PassTickets

A PassTicket is a one-time only password that is generated for a specific RACF® user ID to sign on to a specific application, by using a shared secret key. A specific PassTicket can be used for authentication only once and it must be used within 10 minutes of being generated. A PassTicket can be used anywhere in z/OS® where a password can be used.

To see which CICS® access methods support PassTickets, see Which authentication method can I use with which access method?

Why use PassTickets?

Using a PassTicket in place of a password means that applications do not have to store passwords (or ask users to reenter them) to authenticate to the destination system. Because a PassTicket is for one-time-use only, it is safer than a password because it cannot be captured and replayed.

You can configure CICS to allow an application to generate a PassTicket for the user that issues the request. This capability is useful when issuing outbound requests to run on z/OS that require basic authentication.

For more information about why you should consider PassTickets, see The RACF PassTicket.

How PassTickets work?

The originating system is the system where a PassTicket is generated. The destination system is the system that the signed-on user ID attempts to access with the PassTicket and where the PassTicket is authenticated.

The client on the originating system generates a PassTicket for the destination system by using the RACF PassTicket generator algorithm. For more information, see Incorporating the PassTicket generator algorithm into your program in z/OS Security Server RACF Macros and Interfaces.

If the originating system is CICS, to create a PassTicket for the signed-on user, your application issues the EXEC CICS REQUEST PASSTICKET, REQUEST ENCRYPTPTKT, or FEPI REQUEST PASSTICKET command to request RACF to generate a PassTicket. The regions that can generate a PassTicket are specified with the system initialization parameter XPTKT=YES.

The signed-on user ID attempts to access the destination system.

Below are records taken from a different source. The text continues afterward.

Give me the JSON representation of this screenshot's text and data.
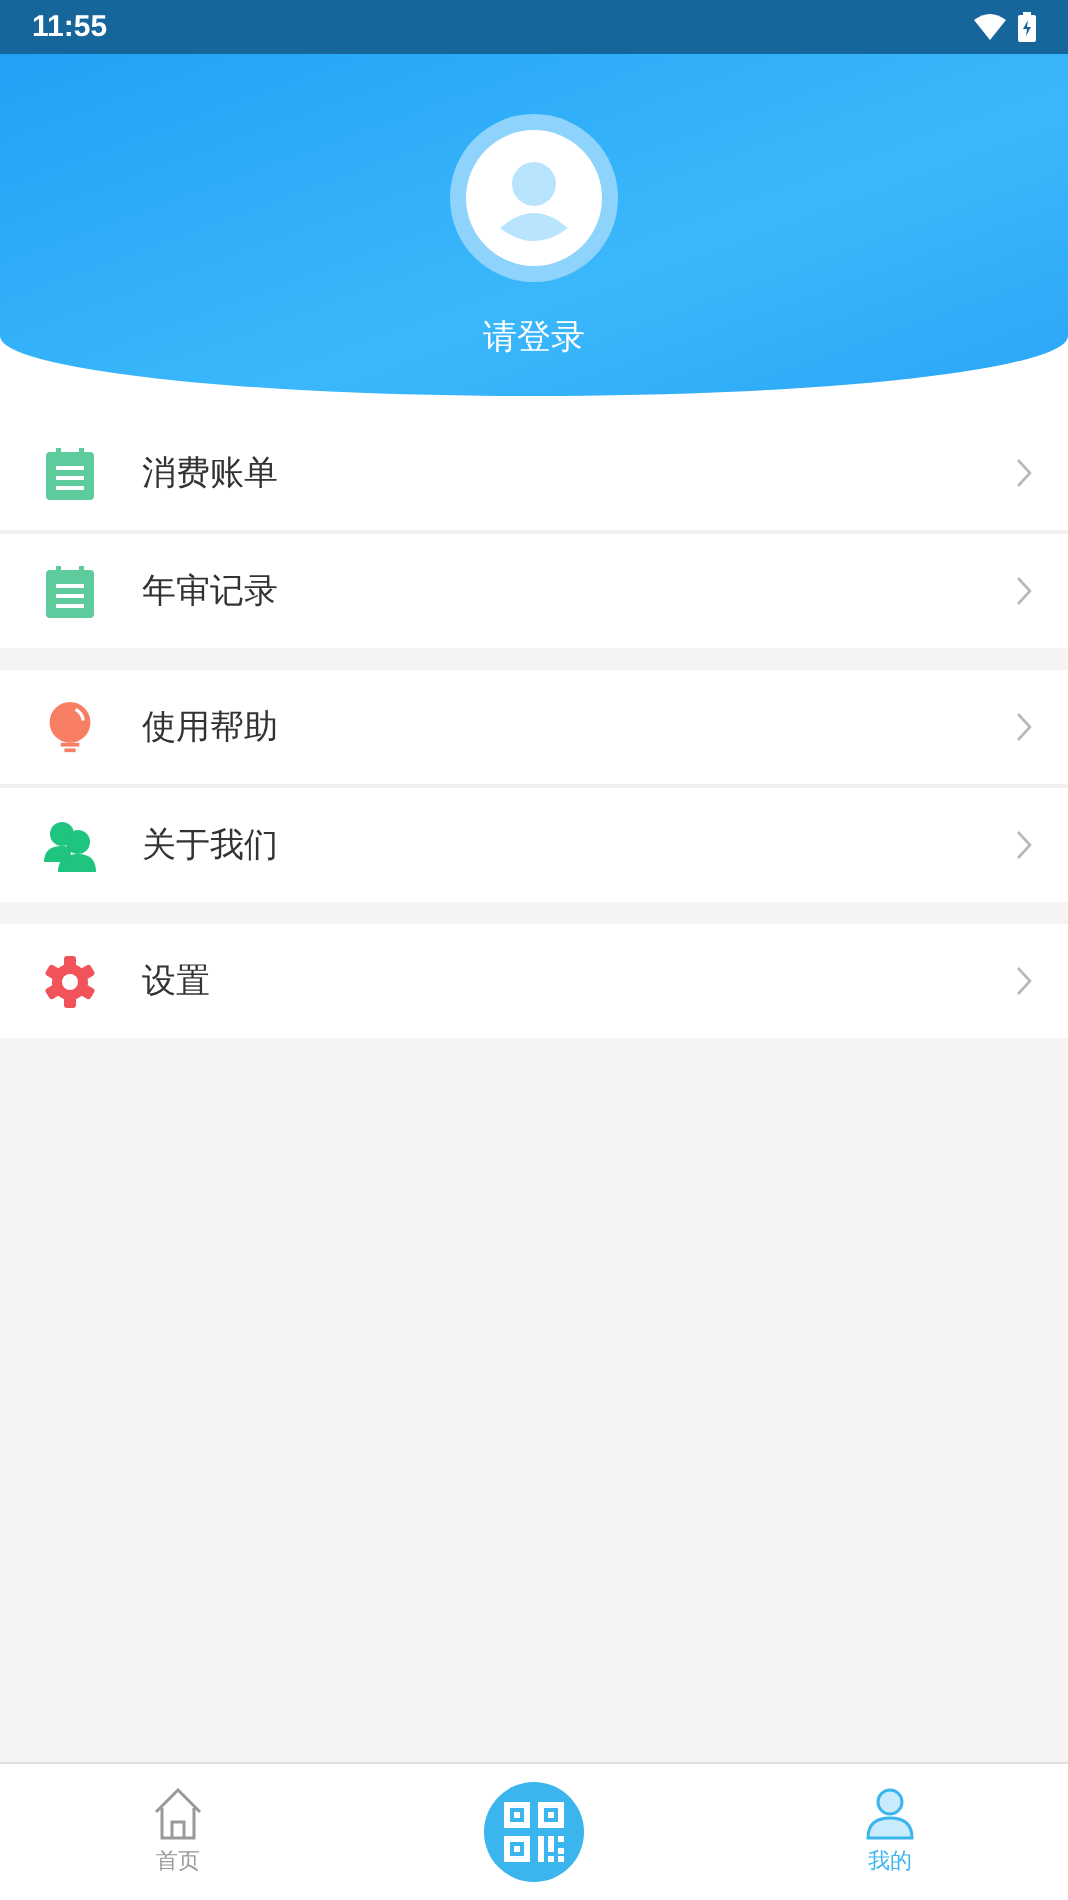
{
  "status_bar": {
    "time": "11:55"
  },
  "header": {
    "login_text": "请登录"
  },
  "menu_groups": [
    {
      "items": [
        {
          "kind": "notepad",
          "label": "消费账单"
        },
        {
          "kind": "notepad",
          "label": "年审记录"
        }
      ]
    },
    {
      "items": [
        {
          "kind": "bulb",
          "label": "使用帮助"
        },
        {
          "kind": "people",
          "label": "关于我们"
        }
      ]
    },
    {
      "items": [
        {
          "kind": "gear",
          "label": "设置"
        }
      ]
    }
  ],
  "bottom_nav": [
    {
      "kind": "home",
      "label": "首页",
      "selected": false
    },
    {
      "kind": "scan",
      "selected": false
    },
    {
      "kind": "mine",
      "label": "我的",
      "selected": true
    }
  ]
}
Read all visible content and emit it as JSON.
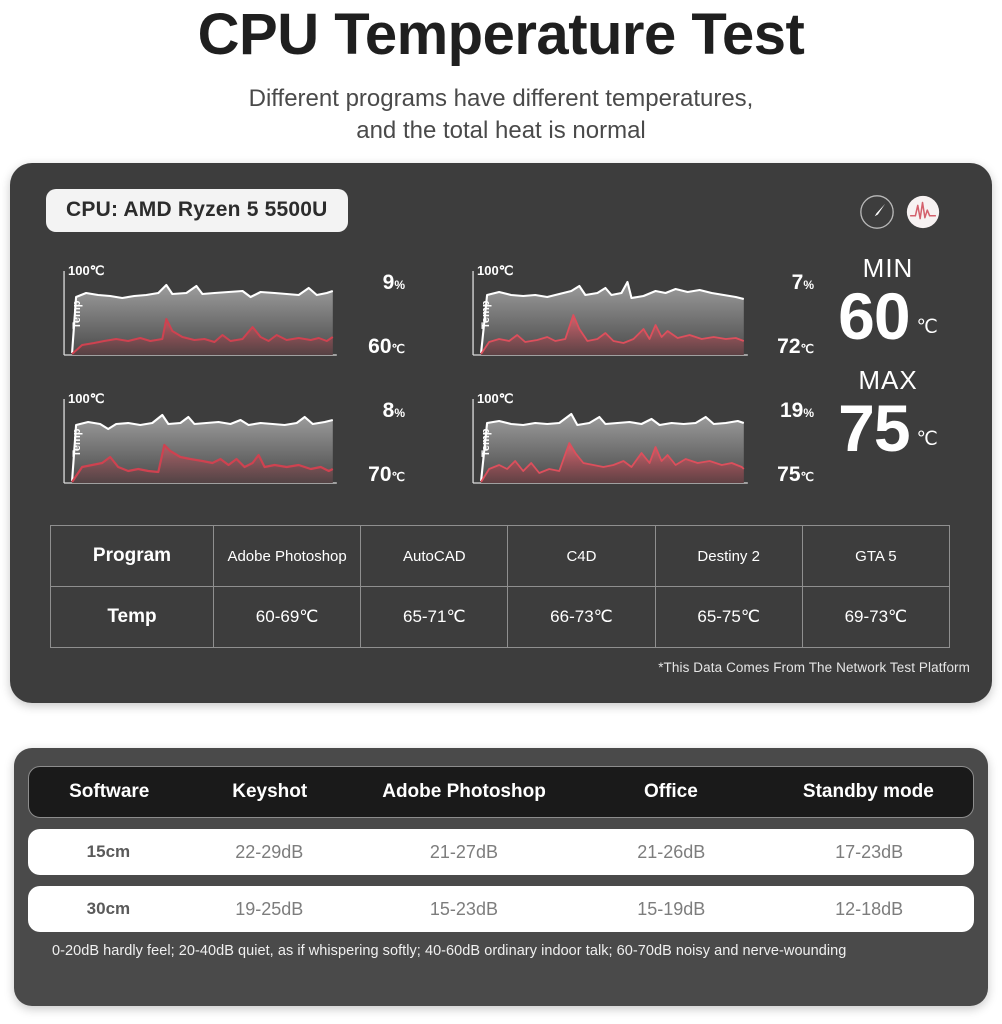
{
  "header": {
    "title": "CPU Temperature Test",
    "subtitle_line1": "Different programs have different temperatures,",
    "subtitle_line2": "and the total heat is normal"
  },
  "panel": {
    "cpu_label": "CPU: AMD Ryzen 5 5500U",
    "icons": [
      {
        "name": "gauge-icon",
        "label": "gauge"
      },
      {
        "name": "pulse-waveform-icon",
        "label": "pulse"
      }
    ],
    "charts": [
      {
        "axis_max_label": "100℃",
        "y_axis_label": "Temp",
        "percent": "9",
        "percent_unit": "%",
        "temp": "60",
        "temp_unit": "℃"
      },
      {
        "axis_max_label": "100℃",
        "y_axis_label": "Temp",
        "percent": "7",
        "percent_unit": "%",
        "temp": "72",
        "temp_unit": "℃"
      },
      {
        "axis_max_label": "100℃",
        "y_axis_label": "Temp",
        "percent": "8",
        "percent_unit": "%",
        "temp": "70",
        "temp_unit": "℃"
      },
      {
        "axis_max_label": "100℃",
        "y_axis_label": "Temp",
        "percent": "19",
        "percent_unit": "%",
        "temp": "75",
        "temp_unit": "℃"
      }
    ],
    "min": {
      "label": "MIN",
      "value": "60",
      "unit": "℃"
    },
    "max": {
      "label": "MAX",
      "value": "75",
      "unit": "℃"
    },
    "program_table": {
      "row_headers": [
        "Program",
        "Temp"
      ],
      "programs": [
        "Adobe Photoshop",
        "AutoCAD",
        "C4D",
        "Destiny 2",
        "GTA 5"
      ],
      "temps": [
        "60-69℃",
        "65-71℃",
        "66-73℃",
        "65-75℃",
        "69-73℃"
      ]
    },
    "footnote": "*This Data Comes From The Network Test Platform"
  },
  "noise": {
    "headers": [
      "Software",
      "Keyshot",
      "Adobe Photoshop",
      "Office",
      "Standby mode"
    ],
    "rows": [
      {
        "distance": "15cm",
        "values": [
          "22-29dB",
          "21-27dB",
          "21-26dB",
          "17-23dB"
        ]
      },
      {
        "distance": "30cm",
        "values": [
          "19-25dB",
          "15-23dB",
          "15-19dB",
          "12-18dB"
        ]
      }
    ],
    "footnote": "0-20dB hardly feel; 20-40dB quiet, as if whispering softly; 40-60dB ordinary indoor talk; 60-70dB noisy and nerve-wounding"
  },
  "chart_data": {
    "type": "area",
    "title": "CPU Temperature Test",
    "ylabel": "Temp",
    "ylim": [
      0,
      100
    ],
    "grid": false,
    "legend": "none",
    "series": [
      {
        "name": "Adobe Photoshop",
        "cpu_usage_percent": 9,
        "temperature_c": 60,
        "temp_white_line": [
          12,
          72,
          74,
          73,
          73,
          72,
          71,
          72,
          73,
          76,
          72,
          72,
          73,
          74,
          72,
          72,
          71,
          72,
          74,
          72,
          73,
          71,
          72,
          74,
          72,
          71,
          70,
          72,
          73,
          72
        ],
        "usage_red_line": [
          2,
          6,
          8,
          7,
          9,
          12,
          10,
          8,
          9,
          34,
          14,
          10,
          12,
          15,
          11,
          9,
          18,
          12,
          24,
          14,
          11,
          16,
          13,
          12,
          14,
          11,
          10,
          12,
          13,
          11
        ]
      },
      {
        "name": "AutoCAD",
        "cpu_usage_percent": 7,
        "temperature_c": 72,
        "temp_white_line": [
          12,
          74,
          76,
          74,
          73,
          73,
          74,
          73,
          76,
          74,
          73,
          74,
          78,
          68,
          70,
          72,
          73,
          74,
          73,
          74,
          75,
          74,
          73,
          72,
          71,
          70,
          69,
          70,
          69,
          68
        ],
        "usage_red_line": [
          2,
          10,
          12,
          10,
          13,
          16,
          12,
          11,
          13,
          30,
          14,
          12,
          22,
          12,
          10,
          14,
          18,
          20,
          28,
          16,
          26,
          18,
          14,
          16,
          15,
          14,
          16,
          15,
          13,
          12
        ]
      },
      {
        "name": "C4D",
        "cpu_usage_percent": 8,
        "temperature_c": 70,
        "temp_white_line": [
          12,
          73,
          75,
          74,
          73,
          72,
          73,
          72,
          76,
          73,
          74,
          73,
          72,
          73,
          74,
          73,
          75,
          73,
          74,
          72,
          73,
          72,
          73,
          74,
          73,
          72,
          71,
          73,
          74,
          73
        ],
        "usage_red_line": [
          2,
          12,
          14,
          13,
          18,
          14,
          12,
          11,
          14,
          38,
          32,
          28,
          26,
          24,
          22,
          24,
          22,
          20,
          26,
          21,
          18,
          20,
          19,
          18,
          17,
          16,
          15,
          14,
          16,
          15
        ]
      },
      {
        "name": "Destiny 2 / GTA 5",
        "cpu_usage_percent": 19,
        "temperature_c": 75,
        "temp_white_line": [
          12,
          74,
          76,
          75,
          74,
          73,
          74,
          73,
          78,
          74,
          76,
          74,
          75,
          74,
          73,
          74,
          76,
          74,
          75,
          73,
          74,
          73,
          74,
          75,
          74,
          73,
          74,
          75,
          74,
          73
        ],
        "usage_red_line": [
          2,
          12,
          16,
          14,
          20,
          16,
          22,
          14,
          40,
          30,
          24,
          22,
          20,
          22,
          21,
          26,
          32,
          24,
          30,
          22,
          24,
          23,
          22,
          21,
          22,
          20,
          19,
          20,
          19,
          18
        ]
      }
    ]
  }
}
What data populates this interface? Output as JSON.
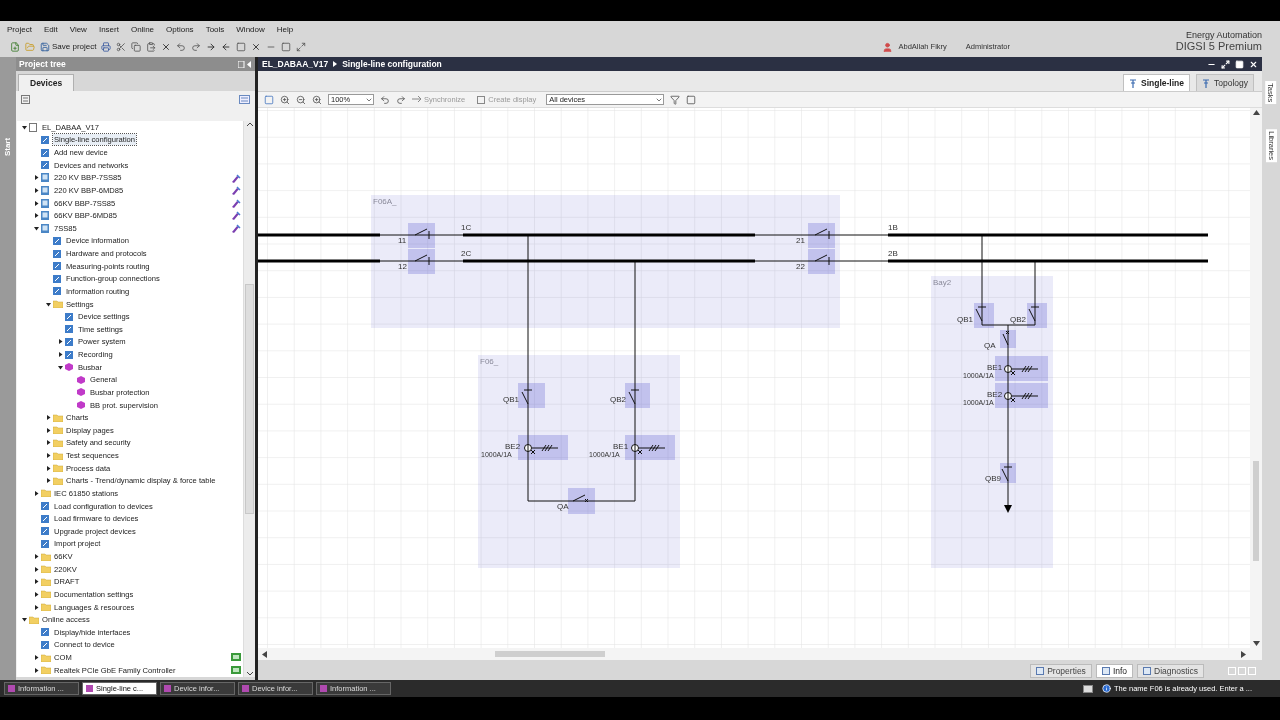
{
  "menu": [
    "Project",
    "Edit",
    "View",
    "Insert",
    "Online",
    "Options",
    "Tools",
    "Window",
    "Help"
  ],
  "toolbar": {
    "save_label": "Save project"
  },
  "user": {
    "name": "AbdAllah Fikry",
    "role": "Administrator"
  },
  "brand": {
    "line1": "Energy Automation",
    "line2": "DIGSI 5 Premium"
  },
  "project_tree": {
    "title": "Project tree",
    "side_label": "Start",
    "tab": "Devices",
    "items": [
      {
        "label": "EL_DABAA_V17",
        "kind": "project",
        "selected": false,
        "expanded": true,
        "children": [
          {
            "label": "Single-line configuration",
            "kind": "page",
            "selected": true
          },
          {
            "label": "Add new device",
            "kind": "page",
            "selected": false
          },
          {
            "label": "Devices and networks",
            "kind": "page",
            "selected": false
          },
          {
            "label": "220 KV BBP-7SS85",
            "kind": "device",
            "selected": false,
            "expanded": false,
            "flagged": true
          },
          {
            "label": "220 KV BBP-6MD85",
            "kind": "device",
            "selected": false,
            "expanded": false,
            "flagged": true
          },
          {
            "label": "66KV BBP-7SS85",
            "kind": "device",
            "selected": false,
            "expanded": false,
            "flagged": true
          },
          {
            "label": "66KV BBP-6MD85",
            "kind": "device",
            "selected": false,
            "expanded": false,
            "flagged": true
          },
          {
            "label": "7SS85",
            "kind": "device",
            "selected": false,
            "expanded": true,
            "flagged": true,
            "children": [
              {
                "label": "Device information",
                "kind": "page",
                "selected": false
              },
              {
                "label": "Hardware and protocols",
                "kind": "page",
                "selected": false
              },
              {
                "label": "Measuring-points routing",
                "kind": "page",
                "selected": false
              },
              {
                "label": "Function-group connections",
                "kind": "page",
                "selected": false
              },
              {
                "label": "Information routing",
                "kind": "page",
                "selected": false
              },
              {
                "label": "Settings",
                "kind": "folder",
                "selected": false,
                "expanded": true,
                "children": [
                  {
                    "label": "Device settings",
                    "kind": "page",
                    "selected": false
                  },
                  {
                    "label": "Time settings",
                    "kind": "page",
                    "selected": false
                  },
                  {
                    "label": "Power system",
                    "kind": "page",
                    "selected": false,
                    "expanded": false
                  },
                  {
                    "label": "Recording",
                    "kind": "page",
                    "selected": false,
                    "expanded": false
                  },
                  {
                    "label": "Busbar",
                    "kind": "function",
                    "selected": false,
                    "expanded": true,
                    "children": [
                      {
                        "label": "General",
                        "kind": "function",
                        "selected": false
                      },
                      {
                        "label": "Busbar protection",
                        "kind": "function",
                        "selected": false
                      },
                      {
                        "label": "BB prot. supervision",
                        "kind": "function",
                        "selected": false
                      }
                    ]
                  }
                ]
              },
              {
                "label": "Charts",
                "kind": "folder",
                "selected": false,
                "expanded": false
              },
              {
                "label": "Display pages",
                "kind": "folder",
                "selected": false,
                "expanded": false
              },
              {
                "label": "Safety and security",
                "kind": "folder",
                "selected": false,
                "expanded": false
              },
              {
                "label": "Test sequences",
                "kind": "folder",
                "selected": false,
                "expanded": false
              },
              {
                "label": "Process data",
                "kind": "folder",
                "selected": false,
                "expanded": false
              },
              {
                "label": "Charts - Trend/dynamic display & force table",
                "kind": "folder",
                "selected": false,
                "expanded": false
              }
            ]
          },
          {
            "label": "IEC 61850 stations",
            "kind": "folder",
            "selected": false,
            "expanded": false
          },
          {
            "label": "Load configuration to devices",
            "kind": "page",
            "selected": false
          },
          {
            "label": "Load firmware to devices",
            "kind": "page",
            "selected": false
          },
          {
            "label": "Upgrade project devices",
            "kind": "page",
            "selected": false
          },
          {
            "label": "Import project",
            "kind": "page",
            "selected": false
          },
          {
            "label": "66KV",
            "kind": "folder",
            "selected": false,
            "expanded": false
          },
          {
            "label": "220KV",
            "kind": "folder",
            "selected": false,
            "expanded": false
          },
          {
            "label": "DRAFT",
            "kind": "folder",
            "selected": false,
            "expanded": false
          },
          {
            "label": "Documentation settings",
            "kind": "folder",
            "selected": false,
            "expanded": false
          },
          {
            "label": "Languages & resources",
            "kind": "folder",
            "selected": false,
            "expanded": false
          }
        ]
      },
      {
        "label": "Online access",
        "kind": "folder",
        "selected": false,
        "expanded": true,
        "children": [
          {
            "label": "Display/hide interfaces",
            "kind": "page",
            "selected": false
          },
          {
            "label": "Connect to device",
            "kind": "page",
            "selected": false
          },
          {
            "label": "COM",
            "kind": "interface",
            "selected": false,
            "expanded": false,
            "flagged": true
          },
          {
            "label": "Realtek PCIe GbE Family Controller",
            "kind": "interface",
            "selected": false,
            "expanded": false,
            "flagged": true
          }
        ]
      }
    ]
  },
  "editor": {
    "breadcrumb": [
      "EL_DABAA_V17",
      "Single-line configuration"
    ],
    "view_tabs": [
      {
        "label": "Single-line",
        "selected": true
      },
      {
        "label": "Topology",
        "selected": false
      }
    ],
    "zoom": "100%",
    "synchronize": {
      "label": "Synchronize",
      "disabled": true
    },
    "create_display": {
      "label": "Create display",
      "disabled": true
    },
    "device_filter": "All devices"
  },
  "diagram": {
    "bays": [
      {
        "label": "F06A_"
      },
      {
        "label": "F06_"
      },
      {
        "label": "Bay2"
      }
    ],
    "busbar_labels": [
      "1C",
      "2C",
      "1B",
      "2B"
    ],
    "devices": [
      {
        "label": "11",
        "kind": "disconnector"
      },
      {
        "label": "12",
        "kind": "disconnector"
      },
      {
        "label": "21",
        "kind": "disconnector"
      },
      {
        "label": "22",
        "kind": "disconnector"
      },
      {
        "label": "QB1",
        "kind": "disconnector"
      },
      {
        "label": "QB2",
        "kind": "disconnector"
      },
      {
        "label": "BE2",
        "kind": "ct",
        "rating": "1000A/1A"
      },
      {
        "label": "BE1",
        "kind": "ct",
        "rating": "1000A/1A"
      },
      {
        "label": "QA",
        "kind": "breaker"
      },
      {
        "label": "QB1",
        "kind": "disconnector"
      },
      {
        "label": "QB2",
        "kind": "disconnector"
      },
      {
        "label": "QA",
        "kind": "breaker"
      },
      {
        "label": "BE1",
        "kind": "ct",
        "rating": "1000A/1A"
      },
      {
        "label": "BE2",
        "kind": "ct",
        "rating": "1000A/1A"
      },
      {
        "label": "QB9",
        "kind": "disconnector"
      }
    ]
  },
  "side_tabs": [
    "Tasks",
    "Libraries"
  ],
  "inspector_tabs": [
    {
      "label": "Properties",
      "selected": false
    },
    {
      "label": "Info",
      "selected": true
    },
    {
      "label": "Diagnostics",
      "selected": false
    }
  ],
  "portal_tabs": [
    {
      "label": "Information ...",
      "selected": false
    },
    {
      "label": "Single-line c...",
      "selected": true
    },
    {
      "label": "Device infor...",
      "selected": false
    },
    {
      "label": "Device infor...",
      "selected": false
    },
    {
      "label": "Information ...",
      "selected": false
    }
  ],
  "status_message": "The name F06 is already used. Enter a ..."
}
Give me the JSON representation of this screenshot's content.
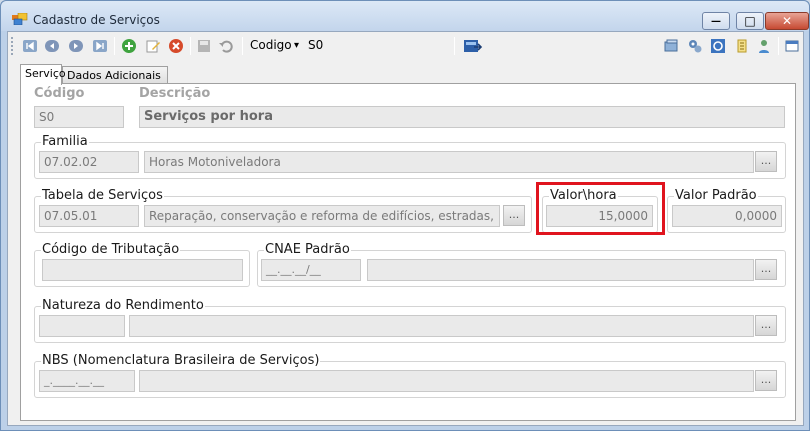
{
  "window": {
    "title": "Cadastro de Serviços",
    "controls": {
      "minimize": "—",
      "maximize": "□",
      "close": "✕"
    }
  },
  "toolbar": {
    "field_label": "Codigo",
    "field_arrow": "▾",
    "field_value": "S0"
  },
  "tabs": [
    {
      "label": "Serviço",
      "active": true
    },
    {
      "label": "Dados Adicionais",
      "active": false
    }
  ],
  "form": {
    "codigo": {
      "label": "Código",
      "value": "S0"
    },
    "descricao": {
      "label": "Descrição",
      "value": "Serviços por hora"
    },
    "familia": {
      "label": "Familia",
      "code": "07.02.02",
      "description": "Horas Motoniveladora"
    },
    "tabela": {
      "label": "Tabela de Serviços",
      "code": "07.05.01",
      "description": "Reparação, conservação e reforma de edifícios, estradas,"
    },
    "valor_hora": {
      "label": "Valor\\hora",
      "value": "15,0000"
    },
    "valor_padrao": {
      "label": "Valor Padrão",
      "value": "0,0000"
    },
    "codigo_tributacao": {
      "label": "Código de Tributação",
      "value": ""
    },
    "cnae": {
      "label": "CNAE Padrão",
      "mask": "__.__.__/__",
      "description": ""
    },
    "natureza": {
      "label": "Natureza do Rendimento",
      "code": "",
      "description": ""
    },
    "nbs": {
      "label": "NBS (Nomenclatura Brasileira de Serviços)",
      "mask": "_.____.__.__",
      "description": ""
    },
    "ellipsis": "..."
  },
  "colors": {
    "highlight": "#e0141e",
    "accent_blue": "#2d5fa8"
  }
}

That system authenticates the user ID and PassTicket with RACF. Existing commands and procedures can be used for authentication.

Figure 1 shows how one CICS region creates a PassTicket for a signed-on user to access another system.

Figure 1. PassTickets
passtickets

When CICS authenticates the user ID and PassTicket, it calls RACF to check whether the PassTicket supplied is for the specified user ID for that region. A check might verify that the specified user ID is connected to the specified group ID.

If the PassTicket times out because, for example, of a session failure, your application must generate another before it attempts to sign on again. Repeated failed sign-on attempts with PassTickets can result in the user ID being revoked. If a user ID is revoked, a request for a PassTicket succeeds but an attempt to sign on with that user ID and PassTicket fails.

PassTickets are not displayed when the CICS execution diagnostic facility (EDF) is used.

For information about configuring PassTickets, see Implementing PassTickets for secure sign-on.